Pulsrikarn et al. (contribution 12) integrated predictive models into a risk assessment framework to evaluate the health impact of antimicrobial-resistant Salmonella spp. in retail pork sold in Thailand. More specifically, the authors assessed the health risks associated with susceptible and quinolone-resistant (QR) Salmonella contamination in pork. The probability of illness and mortality rates were estimated for both susceptible and resistant strains, with QR strains showing higher prevalence and lower mean concentrations. Monte Carlo simulations yielded annual mortality rates for QR salmonellosis, aligning with previous reports on the adverse health effects of antimicrobial resistance. Their findings underscore the relevance of addressing antimicrobial resistance in microbial risk assessments.

Concerning antimicrobial resistance, the authors of the studies included in this Special Issue also examined the prevalence and implications of resistance genes in different contexts. Regecová et al. (contribution 13) investigated antimicrobial resistance and the genes encoding staphylococcal enterotoxins in Staphylococcus warneri strains, a pathogen linked to inflammatory diseases in immunosuppressed patients. A total of 45 isolates were obtained from various meat samples and 22% of them displayed multidrug resistance, evidencing the urgent need for effective management strategies. Similarly, Pakbin et al. (contribution 14) explored antibiotic-resistant genes and foodborne pathogens in sweet samples from local markets in Iran. Their study identified Staphylococcus aureus, Cronobacter sakazakii, Shigella spp., Campylobacter jejuni, and Campylobacter coli at varying degrees of prevalence; S. aureus and Shigella spp. were noted as being the most prevalent pathogens. Preventive strategies such as the automation of food processing, monitoring the hygiene standards of food handlers, and regular testing for antibiotic resistance are recommended by the authors.

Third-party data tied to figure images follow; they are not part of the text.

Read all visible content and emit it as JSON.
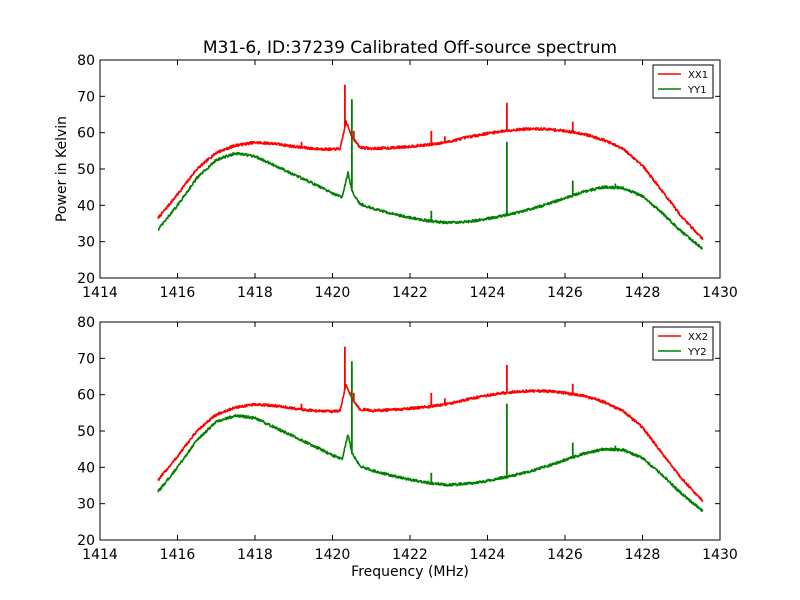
{
  "title": "M31-6, ID:37239 Calibrated Off-source spectrum",
  "colors": {
    "xx": "#ff0000",
    "yy": "#008000"
  },
  "chart_data": [
    {
      "type": "line",
      "xlabel": "",
      "ylabel": "Power in Kelvin",
      "xlim": [
        1414,
        1430
      ],
      "ylim": [
        20,
        80
      ],
      "xticks": [
        "1414",
        "1416",
        "1418",
        "1420",
        "1422",
        "1424",
        "1426",
        "1428",
        "1430"
      ],
      "yticks": [
        "20",
        "30",
        "40",
        "50",
        "60",
        "70",
        "80"
      ],
      "legend": "top-right",
      "series": [
        {
          "name": "XX1",
          "color": "#ff0000",
          "points": [
            [
              1415.5,
              36.5
            ],
            [
              1416.0,
              43
            ],
            [
              1416.5,
              50
            ],
            [
              1417.0,
              54.5
            ],
            [
              1417.5,
              56.5
            ],
            [
              1418.0,
              57.3
            ],
            [
              1418.5,
              57
            ],
            [
              1419.0,
              56.2
            ],
            [
              1419.5,
              55.6
            ],
            [
              1420.0,
              55.4
            ],
            [
              1420.2,
              55.6
            ],
            [
              1420.35,
              63
            ],
            [
              1420.5,
              59
            ],
            [
              1420.7,
              56
            ],
            [
              1421.0,
              55.6
            ],
            [
              1421.5,
              55.8
            ],
            [
              1422.0,
              56.2
            ],
            [
              1422.5,
              56.7
            ],
            [
              1423.0,
              57.5
            ],
            [
              1423.5,
              58.8
            ],
            [
              1424.0,
              59.8
            ],
            [
              1424.5,
              60.6
            ],
            [
              1425.0,
              61
            ],
            [
              1425.5,
              61
            ],
            [
              1426.0,
              60.5
            ],
            [
              1426.5,
              59.6
            ],
            [
              1427.0,
              58
            ],
            [
              1427.5,
              55.5
            ],
            [
              1428.0,
              51
            ],
            [
              1428.5,
              44
            ],
            [
              1429.0,
              37
            ],
            [
              1429.55,
              30.8
            ]
          ],
          "spikes": [
            [
              1419.2,
              57.5
            ],
            [
              1420.32,
              73.2
            ],
            [
              1420.55,
              60.5
            ],
            [
              1422.55,
              60.5
            ],
            [
              1422.9,
              59
            ],
            [
              1424.5,
              68.2
            ],
            [
              1426.2,
              63
            ]
          ]
        },
        {
          "name": "YY1",
          "color": "#008000",
          "points": [
            [
              1415.5,
              33.3
            ],
            [
              1416.0,
              40
            ],
            [
              1416.5,
              47.5
            ],
            [
              1417.0,
              52.5
            ],
            [
              1417.5,
              54.3
            ],
            [
              1418.0,
              53.5
            ],
            [
              1418.5,
              51
            ],
            [
              1419.0,
              48.5
            ],
            [
              1419.5,
              46
            ],
            [
              1420.0,
              43.3
            ],
            [
              1420.25,
              42.2
            ],
            [
              1420.4,
              49
            ],
            [
              1420.5,
              44
            ],
            [
              1420.7,
              40.5
            ],
            [
              1421.0,
              39.2
            ],
            [
              1421.5,
              37.8
            ],
            [
              1422.0,
              36.6
            ],
            [
              1422.5,
              35.7
            ],
            [
              1423.0,
              35.2
            ],
            [
              1423.5,
              35.5
            ],
            [
              1424.0,
              36.3
            ],
            [
              1424.5,
              37.4
            ],
            [
              1425.0,
              38.6
            ],
            [
              1425.5,
              40.2
            ],
            [
              1426.0,
              42
            ],
            [
              1426.5,
              43.8
            ],
            [
              1427.0,
              45
            ],
            [
              1427.5,
              44.8
            ],
            [
              1428.0,
              42.5
            ],
            [
              1428.5,
              38
            ],
            [
              1429.0,
              32.8
            ],
            [
              1429.55,
              28
            ]
          ],
          "spikes": [
            [
              1420.5,
              69.2
            ],
            [
              1422.55,
              38.5
            ],
            [
              1424.5,
              57.5
            ],
            [
              1426.2,
              46.8
            ],
            [
              1427.3,
              46
            ]
          ]
        }
      ]
    },
    {
      "type": "line",
      "xlabel": "Frequency (MHz)",
      "ylabel": "",
      "xlim": [
        1414,
        1430
      ],
      "ylim": [
        20,
        80
      ],
      "xticks": [
        "1414",
        "1416",
        "1418",
        "1420",
        "1422",
        "1424",
        "1426",
        "1428",
        "1430"
      ],
      "yticks": [
        "20",
        "30",
        "40",
        "50",
        "60",
        "70",
        "80"
      ],
      "legend": "top-right",
      "series": [
        {
          "name": "XX2",
          "color": "#ff0000",
          "points": [
            [
              1415.5,
              36.5
            ],
            [
              1416.0,
              43
            ],
            [
              1416.5,
              50
            ],
            [
              1417.0,
              54.5
            ],
            [
              1417.5,
              56.5
            ],
            [
              1418.0,
              57.3
            ],
            [
              1418.5,
              57
            ],
            [
              1419.0,
              56.2
            ],
            [
              1419.5,
              55.6
            ],
            [
              1420.0,
              55.4
            ],
            [
              1420.2,
              55.6
            ],
            [
              1420.35,
              63
            ],
            [
              1420.5,
              59
            ],
            [
              1420.7,
              56
            ],
            [
              1421.0,
              55.6
            ],
            [
              1421.5,
              55.8
            ],
            [
              1422.0,
              56.2
            ],
            [
              1422.5,
              56.7
            ],
            [
              1423.0,
              57.5
            ],
            [
              1423.5,
              58.8
            ],
            [
              1424.0,
              59.8
            ],
            [
              1424.5,
              60.6
            ],
            [
              1425.0,
              61
            ],
            [
              1425.5,
              61
            ],
            [
              1426.0,
              60.5
            ],
            [
              1426.5,
              59.6
            ],
            [
              1427.0,
              58
            ],
            [
              1427.5,
              55.5
            ],
            [
              1428.0,
              51
            ],
            [
              1428.5,
              44
            ],
            [
              1429.0,
              37
            ],
            [
              1429.55,
              30.8
            ]
          ],
          "spikes": [
            [
              1419.2,
              57.5
            ],
            [
              1420.32,
              73.2
            ],
            [
              1420.55,
              60.5
            ],
            [
              1422.55,
              60.5
            ],
            [
              1422.9,
              59
            ],
            [
              1424.5,
              68.2
            ],
            [
              1426.2,
              63
            ]
          ]
        },
        {
          "name": "YY2",
          "color": "#008000",
          "points": [
            [
              1415.5,
              33.3
            ],
            [
              1416.0,
              40
            ],
            [
              1416.5,
              47.5
            ],
            [
              1417.0,
              52.5
            ],
            [
              1417.5,
              54.3
            ],
            [
              1418.0,
              53.5
            ],
            [
              1418.5,
              51
            ],
            [
              1419.0,
              48.5
            ],
            [
              1419.5,
              46
            ],
            [
              1420.0,
              43.3
            ],
            [
              1420.25,
              42.2
            ],
            [
              1420.4,
              49
            ],
            [
              1420.5,
              44
            ],
            [
              1420.7,
              40.5
            ],
            [
              1421.0,
              39.2
            ],
            [
              1421.5,
              37.8
            ],
            [
              1422.0,
              36.6
            ],
            [
              1422.5,
              35.7
            ],
            [
              1423.0,
              35.2
            ],
            [
              1423.5,
              35.5
            ],
            [
              1424.0,
              36.3
            ],
            [
              1424.5,
              37.4
            ],
            [
              1425.0,
              38.6
            ],
            [
              1425.5,
              40.2
            ],
            [
              1426.0,
              42
            ],
            [
              1426.5,
              43.8
            ],
            [
              1427.0,
              45
            ],
            [
              1427.5,
              44.8
            ],
            [
              1428.0,
              42.5
            ],
            [
              1428.5,
              38
            ],
            [
              1429.0,
              32.8
            ],
            [
              1429.55,
              28
            ]
          ],
          "spikes": [
            [
              1420.5,
              69.2
            ],
            [
              1422.55,
              38.5
            ],
            [
              1424.5,
              57.5
            ],
            [
              1426.2,
              46.8
            ],
            [
              1427.3,
              46
            ]
          ]
        }
      ]
    }
  ]
}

In a related context, Wang et al. (contribution 15) investigated Bacillus cereus prevalence, antimicrobial resistance, and virulence gene profiles in infant formula sourced from supermarkets in Beijing, China. Among 88 isolates recovered from 68 infant formula samples, the prevalence rates in domestic and imported samples were 70.6% and 52.9%, respectively. Most strains carried at least one virulence gene, with similar occurrences of certain genes being noted between domestic and imported brands. Antimicrobial susceptibility analysis showed varied resistance rates, with the rapid growth of B. cereus in infant formula prepared at room temperature. The authors highlighted the need for monitoring guidelines to establish accepted levels of B. cereus in infant formula.

In conclusion, this Special Issue evidences the collaborative efforts of researchers, policymakers, and industry stakeholders in advancing our understanding of foodborne diseases and implementing practical solutions to enhance food safety worldwide. By addressing novel detection methods, antimicrobial resistance, biopreservation strategies, predictive modeling, and risk assessment, this Special Issue presents advances to reduce the incidence of foodborne diseases. We thank all of the authors for sharing their findings in this Special Issue, as well as the reviewers and editorial team for their hard work in ensuring the high quality of the papers published herein.